Birçoğu evlerindeki sorunlardan kaçarak buraya geliyor. İş bulamıyorlar, eğitim almaya eğilimli değiller, ailelerinin yüz karaları bunlar. Pek çoğunun ailesi ayrı. Bazılarının sabıkası bile var. Bir şekilde İsrail ordusunun onları adam edeceği konusunda ailelerini ikna etmişler. Maalesef ki vakaların çoğunda ordunun yaptığı tek şey, bu askerlerin halihazırda var olan sorunlarını daha da ağırlaştırmak oluyor.
Shahar’ın da dikkati çektiği üzere gizlilik yasaları bu askerlerin tıbbi, psikiyatrik, hatta suç sicillerini gizlemesini kolaylaştırıyor.

Meydana gelen ruhsal bozukluğun askerlik görevi sebebiyle olduğunun kanıtlanması 8 yıla kadar sürebiliyor. Öte yandan bunun askerlik hizmeti sırasında veya askerlik hizmeti nedeniyle gerçekleştiğinin kanıtlanması (ki bunu kanıtlaması neredeyse imkansızdır) gerekiyor.

Akıl sağlığı bozukluğu salgınında ki bu artış; saldırgan, şiddet eğilimleri olan, travma geçirmiş insanlardan oluşan bir toplum yetiştiriyor. Bu durumda ise toplum içerisinde ifsat kaçınılmaz hale geliyor. 2013 yılında İsrail'deki Tecavüz Kriz Merkezleri Derneği'ne 40.000'den fazla ihbar geldi. Bu sayı önceki yıllara kıyasla %12'lik bir artış anlamına geliyor. Saldırıyı bildiren ve arayanların yüzde 31'i 12 yaşın altında, yüzde 33'ü ise 13 ile 18 yaşları arasındaydı.

İsrail’de yayın yapan i24NEWS 2022'de; İsrail'de her yıl 200.000'den fazla kadının aile içi şiddet mağduru olduğunu ve Kovid-19 salgını sırasında aile içi şiddette %315'lik bir artış olduğunu söyledi.

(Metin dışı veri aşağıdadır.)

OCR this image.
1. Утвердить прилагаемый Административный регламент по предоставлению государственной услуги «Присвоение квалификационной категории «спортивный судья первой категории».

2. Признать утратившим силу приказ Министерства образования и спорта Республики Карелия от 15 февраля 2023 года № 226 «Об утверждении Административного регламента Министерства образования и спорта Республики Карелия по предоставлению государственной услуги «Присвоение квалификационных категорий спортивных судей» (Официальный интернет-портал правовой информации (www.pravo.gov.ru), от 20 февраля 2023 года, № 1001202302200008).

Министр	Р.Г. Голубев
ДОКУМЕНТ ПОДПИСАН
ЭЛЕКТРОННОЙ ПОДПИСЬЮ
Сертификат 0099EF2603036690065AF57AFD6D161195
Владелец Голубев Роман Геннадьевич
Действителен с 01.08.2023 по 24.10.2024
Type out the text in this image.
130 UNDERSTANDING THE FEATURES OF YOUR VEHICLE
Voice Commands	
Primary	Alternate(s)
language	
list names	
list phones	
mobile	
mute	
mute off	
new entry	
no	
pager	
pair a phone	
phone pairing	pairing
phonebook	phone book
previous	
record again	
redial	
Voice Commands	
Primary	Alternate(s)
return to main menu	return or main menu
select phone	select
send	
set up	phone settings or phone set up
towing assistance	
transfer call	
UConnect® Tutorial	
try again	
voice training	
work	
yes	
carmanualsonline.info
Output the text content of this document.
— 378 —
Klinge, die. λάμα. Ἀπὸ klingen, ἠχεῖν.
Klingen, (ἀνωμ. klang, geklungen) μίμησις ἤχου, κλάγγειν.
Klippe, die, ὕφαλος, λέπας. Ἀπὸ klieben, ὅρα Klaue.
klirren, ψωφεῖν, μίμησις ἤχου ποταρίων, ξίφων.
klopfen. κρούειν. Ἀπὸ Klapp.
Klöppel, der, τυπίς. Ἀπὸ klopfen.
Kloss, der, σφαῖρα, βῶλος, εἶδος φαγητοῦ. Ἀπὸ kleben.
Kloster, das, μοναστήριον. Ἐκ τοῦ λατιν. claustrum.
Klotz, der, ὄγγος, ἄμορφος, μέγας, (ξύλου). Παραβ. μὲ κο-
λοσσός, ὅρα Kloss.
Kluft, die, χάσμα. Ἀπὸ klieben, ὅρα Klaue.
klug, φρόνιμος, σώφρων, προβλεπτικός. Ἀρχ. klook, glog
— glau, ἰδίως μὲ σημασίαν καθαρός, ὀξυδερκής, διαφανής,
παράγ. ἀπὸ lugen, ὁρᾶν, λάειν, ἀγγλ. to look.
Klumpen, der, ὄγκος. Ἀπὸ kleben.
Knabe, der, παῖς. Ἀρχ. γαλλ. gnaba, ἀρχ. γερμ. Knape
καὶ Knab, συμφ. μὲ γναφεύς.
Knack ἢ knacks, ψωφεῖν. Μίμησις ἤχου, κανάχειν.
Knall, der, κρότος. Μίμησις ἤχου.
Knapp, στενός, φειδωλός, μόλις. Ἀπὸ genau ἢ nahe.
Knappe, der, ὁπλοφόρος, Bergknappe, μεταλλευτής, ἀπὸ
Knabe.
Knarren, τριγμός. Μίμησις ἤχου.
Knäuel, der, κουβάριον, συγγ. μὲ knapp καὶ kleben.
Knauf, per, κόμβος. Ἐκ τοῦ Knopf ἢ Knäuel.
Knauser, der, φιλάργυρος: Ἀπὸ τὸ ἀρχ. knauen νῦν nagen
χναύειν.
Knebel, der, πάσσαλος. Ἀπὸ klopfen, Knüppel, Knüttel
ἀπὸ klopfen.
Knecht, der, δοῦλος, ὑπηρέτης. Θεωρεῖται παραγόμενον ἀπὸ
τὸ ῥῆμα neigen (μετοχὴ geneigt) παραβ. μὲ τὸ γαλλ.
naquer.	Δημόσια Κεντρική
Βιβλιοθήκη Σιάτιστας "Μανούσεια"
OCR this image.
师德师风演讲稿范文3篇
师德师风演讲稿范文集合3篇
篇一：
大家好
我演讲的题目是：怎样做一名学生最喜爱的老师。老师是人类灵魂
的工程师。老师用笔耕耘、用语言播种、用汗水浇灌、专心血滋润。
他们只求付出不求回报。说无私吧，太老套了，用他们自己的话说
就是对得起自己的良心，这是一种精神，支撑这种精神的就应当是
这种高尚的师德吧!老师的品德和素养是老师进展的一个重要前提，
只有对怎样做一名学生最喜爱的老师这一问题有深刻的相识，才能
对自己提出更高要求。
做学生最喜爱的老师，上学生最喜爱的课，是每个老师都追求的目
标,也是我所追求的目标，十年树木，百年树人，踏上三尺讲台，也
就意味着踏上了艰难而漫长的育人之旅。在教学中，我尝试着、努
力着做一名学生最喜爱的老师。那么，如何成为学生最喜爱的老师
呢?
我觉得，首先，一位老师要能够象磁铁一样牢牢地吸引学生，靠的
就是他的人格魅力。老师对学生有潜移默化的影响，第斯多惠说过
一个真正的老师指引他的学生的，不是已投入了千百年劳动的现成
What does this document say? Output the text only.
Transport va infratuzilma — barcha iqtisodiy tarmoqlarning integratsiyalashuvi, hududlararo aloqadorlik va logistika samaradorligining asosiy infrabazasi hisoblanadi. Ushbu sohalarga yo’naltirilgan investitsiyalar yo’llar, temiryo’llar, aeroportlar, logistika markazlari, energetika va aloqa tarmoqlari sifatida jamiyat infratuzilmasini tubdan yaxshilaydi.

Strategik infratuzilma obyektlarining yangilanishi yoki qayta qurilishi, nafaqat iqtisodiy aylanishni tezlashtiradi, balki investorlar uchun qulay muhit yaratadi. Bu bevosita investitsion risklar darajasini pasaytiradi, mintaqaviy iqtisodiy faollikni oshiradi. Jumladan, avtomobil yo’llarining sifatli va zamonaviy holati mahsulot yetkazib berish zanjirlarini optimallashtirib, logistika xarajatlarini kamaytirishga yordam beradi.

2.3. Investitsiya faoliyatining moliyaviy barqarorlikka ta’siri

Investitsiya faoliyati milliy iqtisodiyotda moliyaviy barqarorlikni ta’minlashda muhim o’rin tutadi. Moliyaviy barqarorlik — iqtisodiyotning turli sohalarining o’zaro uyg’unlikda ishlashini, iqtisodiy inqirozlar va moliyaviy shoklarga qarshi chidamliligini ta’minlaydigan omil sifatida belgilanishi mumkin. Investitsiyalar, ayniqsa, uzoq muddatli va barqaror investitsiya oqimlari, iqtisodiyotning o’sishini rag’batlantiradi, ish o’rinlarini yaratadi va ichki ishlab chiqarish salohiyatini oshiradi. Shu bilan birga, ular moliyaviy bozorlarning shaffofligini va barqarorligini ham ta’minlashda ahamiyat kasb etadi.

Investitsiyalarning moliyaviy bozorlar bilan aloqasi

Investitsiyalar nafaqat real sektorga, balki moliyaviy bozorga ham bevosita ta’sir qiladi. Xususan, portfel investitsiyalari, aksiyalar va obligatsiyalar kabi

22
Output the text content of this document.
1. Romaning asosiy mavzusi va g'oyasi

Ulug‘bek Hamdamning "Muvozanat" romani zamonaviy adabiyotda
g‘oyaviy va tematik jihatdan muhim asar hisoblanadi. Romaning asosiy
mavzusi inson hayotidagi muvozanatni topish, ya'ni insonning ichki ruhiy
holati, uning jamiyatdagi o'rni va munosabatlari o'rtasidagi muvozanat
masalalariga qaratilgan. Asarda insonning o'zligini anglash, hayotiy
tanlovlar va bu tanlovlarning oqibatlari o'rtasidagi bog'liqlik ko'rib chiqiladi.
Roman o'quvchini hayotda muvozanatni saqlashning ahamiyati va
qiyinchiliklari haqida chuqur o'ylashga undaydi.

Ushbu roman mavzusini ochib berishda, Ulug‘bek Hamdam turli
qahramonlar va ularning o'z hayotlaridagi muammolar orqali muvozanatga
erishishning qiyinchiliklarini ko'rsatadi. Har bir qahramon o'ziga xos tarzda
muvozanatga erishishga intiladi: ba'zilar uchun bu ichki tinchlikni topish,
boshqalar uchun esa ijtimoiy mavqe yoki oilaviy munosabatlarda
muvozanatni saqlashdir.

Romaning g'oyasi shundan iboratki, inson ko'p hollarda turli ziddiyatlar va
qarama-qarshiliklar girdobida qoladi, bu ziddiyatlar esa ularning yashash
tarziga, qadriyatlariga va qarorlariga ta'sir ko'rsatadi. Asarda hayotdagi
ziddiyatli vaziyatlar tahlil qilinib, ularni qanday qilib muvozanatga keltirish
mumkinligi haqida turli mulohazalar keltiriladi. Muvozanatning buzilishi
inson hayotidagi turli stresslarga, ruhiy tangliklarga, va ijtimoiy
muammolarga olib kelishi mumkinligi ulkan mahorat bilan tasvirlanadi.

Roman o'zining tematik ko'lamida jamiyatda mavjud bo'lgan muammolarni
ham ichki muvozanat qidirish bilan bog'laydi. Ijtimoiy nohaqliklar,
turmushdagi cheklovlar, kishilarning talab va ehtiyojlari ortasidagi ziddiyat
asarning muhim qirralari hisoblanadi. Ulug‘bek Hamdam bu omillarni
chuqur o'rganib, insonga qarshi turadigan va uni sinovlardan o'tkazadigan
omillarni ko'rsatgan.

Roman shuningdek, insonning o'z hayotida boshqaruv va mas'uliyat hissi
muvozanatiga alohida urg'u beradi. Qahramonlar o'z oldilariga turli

Filistinlilerin çektiği acılar, atılan mermilerin ve bombaların sesleri, öldürülen bebekler, yaralı çocukların inlemeleri İsrail askerlerini uykularında sarsmaktadır. Birçoğu bu yaşattıkları katliamın acısından sıyrılamıyor ve sonunda intihara, aile içi şiddete , cinsel şiddete ve uyuşturucu kullanımına meyilli hale geliyor.

Sömürgeci bir devlet olarak İsrail, Filistinlilere uygulanan şiddetin yansımalarını önlemek için huzurunu ancak kaosla sürdürebilir. İsrail'in hayatta kalabilmek için bu kaosa ihtiyacı olsa da, bu aynı zamanda İsraillilerin acılarının da kaynağıdır.

Siyonizm, Filistinlilerin çektiği acılar pahasına varlığını sürdüren insanlık dışı bir ideolojidir.